L203. The paper defines $\phi_i$ “through empirical analysis”. What is the empirical analysis? How did you come up with $\phi_i$ as defined in Sec 3.1? All further theoretical analysis appears to rely on this definition. But the definition itself is not fully justified.
Lemma 3.1: “We can substitute L with its expected value E[L].” Substitute L into where? What are the assumptions used for this Lemma? The proof in Sec A.3 mentions “small coefficient of variation”. If this is needed, please explicitly state it as an assumption in the Lemma.
L217. Inference time is defined as $T = T_{M_1} + T_{D_2}$ . Could you please define $T_{M_1}$ and $T_{D_2}$ ? What is the unit of time? Is the inference time for one input sequence, or for the whole test set?
Theorem 3.2: What is the meaning of the two conditions? What are their practical implications?
Theorem 3.3 needs to be more precise. “the acceptance token length exhibits very low relative variability.“ Could you please quantify “very low” and define “relative variability”? Is Theorem 3.3 proved?
Figure 4: What does x-axis represent?

Important to fix but less severe than the major concerns above:

The words “polybasic” and “dualistic” in the introduction are never defined. I think directly defining them and mentioning pros and cons in the introduction would be helpful. The current introduction does not tell the reader what the proposal is.
L155: “As proven in Appendix A.1 of speculative sampling, this method (speculative decoding) equates to sampling directly from the target LLM M_q.” A.1 is proving an entirely different statement. Specifically it proves the mean of a truncated geometric distribution.

审稿意见

评分: 3置信度: 42024-11-08

The authors propose speculative decoding where they use multiple models to draft and verify. The idea has theoretical backing to understand where multiple models make sense compared to existing setup of dualistic speculative decoding. The authors show impressive speedups over EAGLE.

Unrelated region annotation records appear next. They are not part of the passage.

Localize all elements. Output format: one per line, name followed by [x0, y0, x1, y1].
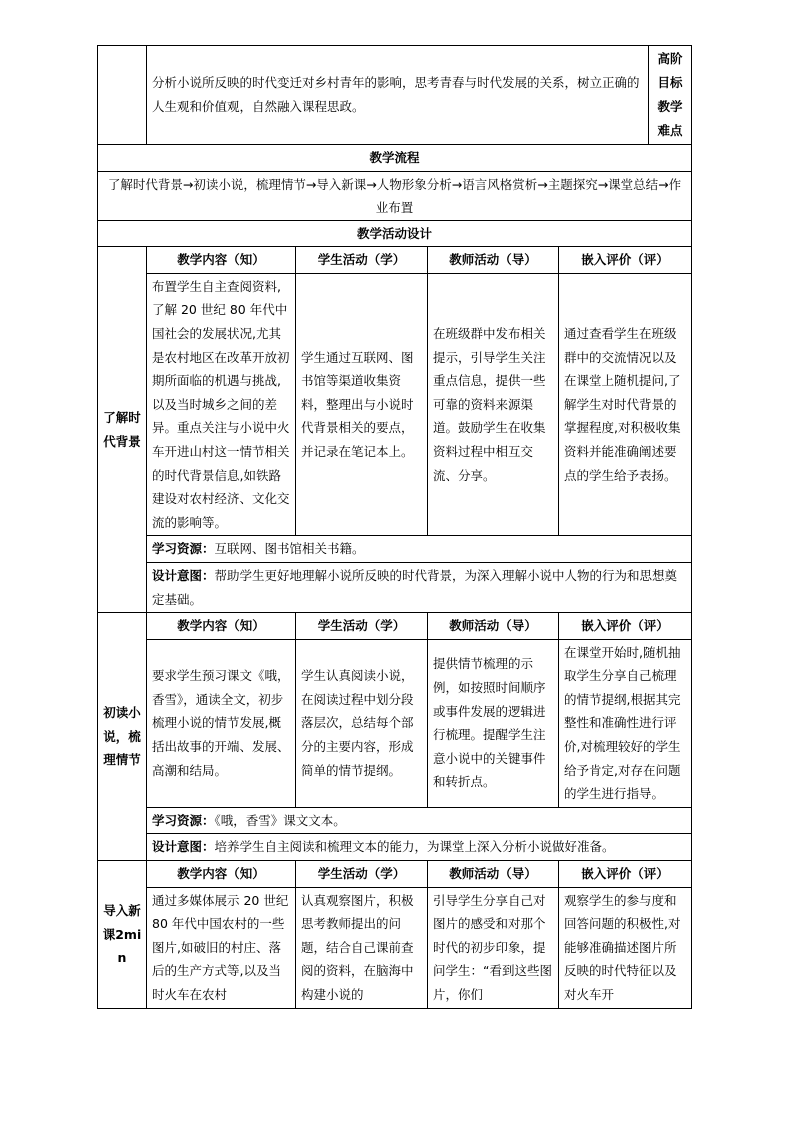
col-teacher-header: 教师活动（导） — [428, 861, 559, 888]
evaluation-cell: 观察学生的参与度和回答问题的积极性,对能够准确描述图片所反映的时代特征以及对火车开 — [559, 887, 692, 1008]
activity-row — [98, 273, 692, 536]
intent-row — [98, 562, 692, 612]
column-header-row — [98, 247, 692, 274]
resource-row — [98, 536, 692, 563]
activity-row — [98, 639, 692, 807]
col-teacher-header: 教师活动（导） — [428, 613, 559, 640]
intent-label: 设计意图： — [152, 839, 215, 855]
resource-cell — [147, 536, 692, 563]
resource-label: 学习资源： — [152, 812, 215, 828]
col-student-header: 学生活动（学） — [296, 613, 428, 640]
intent-text: 培养学生自主阅读和梳理文本的能力，为课堂上深入分析小说做好准备。 — [214, 839, 615, 855]
activity-row — [98, 887, 692, 1008]
lesson-plan-table — [97, 45, 692, 1009]
column-header-row — [98, 861, 692, 888]
teacher-cell: 引导学生分享自己对图片的感受和对那个时代的初步印象，提问学生：“看到这些图片，你们 — [428, 887, 559, 1008]
content-cell: 要求学生预习课文《哦，香雪》，通读全文，初步梳理小说的情节发展,概括出故事的开端、发展、高潮和结局。 — [147, 639, 296, 807]
content-cell: 通过多媒体展示 20 世纪 80 年代中国农村的一些图片,如破旧的村庄、落后的生产方式等,以及当时火车在农村 — [147, 887, 296, 1008]
resource-cell — [147, 807, 692, 834]
col-content-header: 教学内容（知） — [147, 613, 296, 640]
process-title: 教学流程 — [98, 145, 692, 172]
stage-label: 导入新课2min — [98, 861, 147, 1009]
intent-cell — [147, 562, 692, 612]
process-title-row — [98, 145, 692, 172]
student-cell: 认真观察图片，积极思考教师提出的问题，结合自己课前查阅的资料，在脑海中构建小说的 — [296, 887, 428, 1008]
process-flow: 了解时代背景→初读小说，梳理情节→导入新课→人物形象分析→语言风格赏析→主题探究→课堂总结→作业布置 — [98, 171, 692, 220]
resource-text: 《哦，香雪》课文文本。 — [214, 812, 346, 828]
intent-label: 设计意图： — [152, 567, 215, 583]
resource-row — [98, 807, 692, 834]
content-cell: 布置学生自主查阅资料,了解 20 世纪 80 年代中国社会的发展状况,尤其是农村地区在改革开放初期所面临的机遇与挑战,以及当时城乡之间的差异。重点关注与小说中火车开进山村这一情节相关的时代背景信息,如铁路建设对农村经济、文化交流的影响等。 — [147, 273, 296, 536]
resource-label: 学习资源： — [152, 541, 215, 557]
column-header-row — [98, 613, 692, 640]
teacher-cell: 在班级群中发布相关提示，引导学生关注重点信息，提供一些可靠的资料来源渠道。鼓励学生在收集资料过程中相互交流、分享。 — [428, 273, 559, 536]
intent-row — [98, 834, 692, 861]
evaluation-cell: 在课堂开始时,随机抽取学生分享自己梳理的情节提纲,根据其完整性和准确性进行评价,对梳理较好的学生给予肯定,对存在问题的学生进行指导。 — [559, 639, 692, 807]
col-teacher-header: 教师活动（导） — [428, 247, 559, 274]
intent-text: 帮助学生更好地理解小说所反映的时代背景，为深入理解小说中人物的行为和思想奠定基础。 — [152, 567, 678, 607]
design-title-row — [98, 220, 692, 247]
col-student-header: 学生活动（学） — [296, 247, 428, 274]
col-evaluation-header: 嵌入评价（评） — [559, 613, 692, 640]
col-content-header: 教学内容（知） — [147, 861, 296, 888]
resource-text: 互联网、图书馆相关书籍。 — [214, 541, 365, 557]
student-cell: 学生认真阅读小说，在阅读过程中划分段落层次，总结每个部分的主要内容，形成简单的情节提纲。 — [296, 639, 428, 807]
goal-side-label: 高阶目标教学难点 — [649, 46, 692, 145]
evaluation-cell: 通过查看学生在班级群中的交流情况以及在课堂上随机提问,了解学生对时代背景的掌握程度,对积极收集资料并能准确阐述要点的学生给予表扬。 — [559, 273, 692, 536]
col-evaluation-header: 嵌入评价（评） — [559, 861, 692, 888]
student-cell: 学生通过互联网、图书馆等渠道收集资料，整理出与小说时代背景相关的要点，并记录在笔记本上。 — [296, 273, 428, 536]
goal-row — [98, 46, 692, 145]
process-flow-row — [98, 171, 692, 220]
col-content-header: 教学内容（知） — [147, 247, 296, 274]
col-student-header: 学生活动（学） — [296, 861, 428, 888]
design-title: 教学活动设计 — [98, 220, 692, 247]
intent-cell — [147, 834, 692, 861]
col-evaluation-header: 嵌入评价（评） — [559, 247, 692, 274]
teacher-cell: 提供情节梳理的示例，如按照时间顺序或事件发展的逻辑进行梳理。提醒学生注意小说中的关键事件和转折点。 — [428, 639, 559, 807]
goal-empty-cell — [98, 46, 147, 145]
stage-label: 了解时代背景 — [98, 247, 147, 613]
goal-text: 分析小说所反映的时代变迁对乡村青年的影响，思考青春与时代发展的关系，树立正确的人生观和价值观，自然融入课程思政。 — [147, 46, 649, 145]
stage-label: 初读小说，梳理情节 — [98, 613, 147, 861]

“there exists a significant correlation between the number of forward propagation executions for each model and the average token acceptance length between models.” -> Interesting observation, but at some level why is this not intuitive, probabilisticly speaking more draft models are run, higher the likelihood.

“Through empirical analysis, we found that the system achieves its maximum acceleration ratio when the φi satisfies:” -> Please link the figure for this, all your proofs depend on this.

“Figure 3: Performance Comparison across different tasks. Our method demonstrates its peak performance in the math task, achieving an impressive 4.43× speedup with the Vicuna 7B model.” -> Can authors comment on why in a certain case in EAGLE is faster ?

How will your system work with different paradigms which construct token tree like SpecInfer or Medusa.

Further how will you handle ideas like Self-Speculative decoding, where intermediate layers are used as exit points to perform speculative decoding.

“When the success probability 1 − α is high” -> How do you calculate the success probability at inference ?

I am also curious how does this work compare to works like SpecInfer which builts multiple models to build a token tree verifier.

优点

I think the speedups reported are quite impressive.

The limitations section is very well written and highlights the problems with implementation.

缺点

See Summary.

If the authors are able to clarify some of the questions and fix some of the writing. I am happy to bump up the score to a 5.

问题

See Summary.

撤稿通知

2024-11-25

I have read and agree with the venue's withdrawal policy on behalf of myself and my co-authors.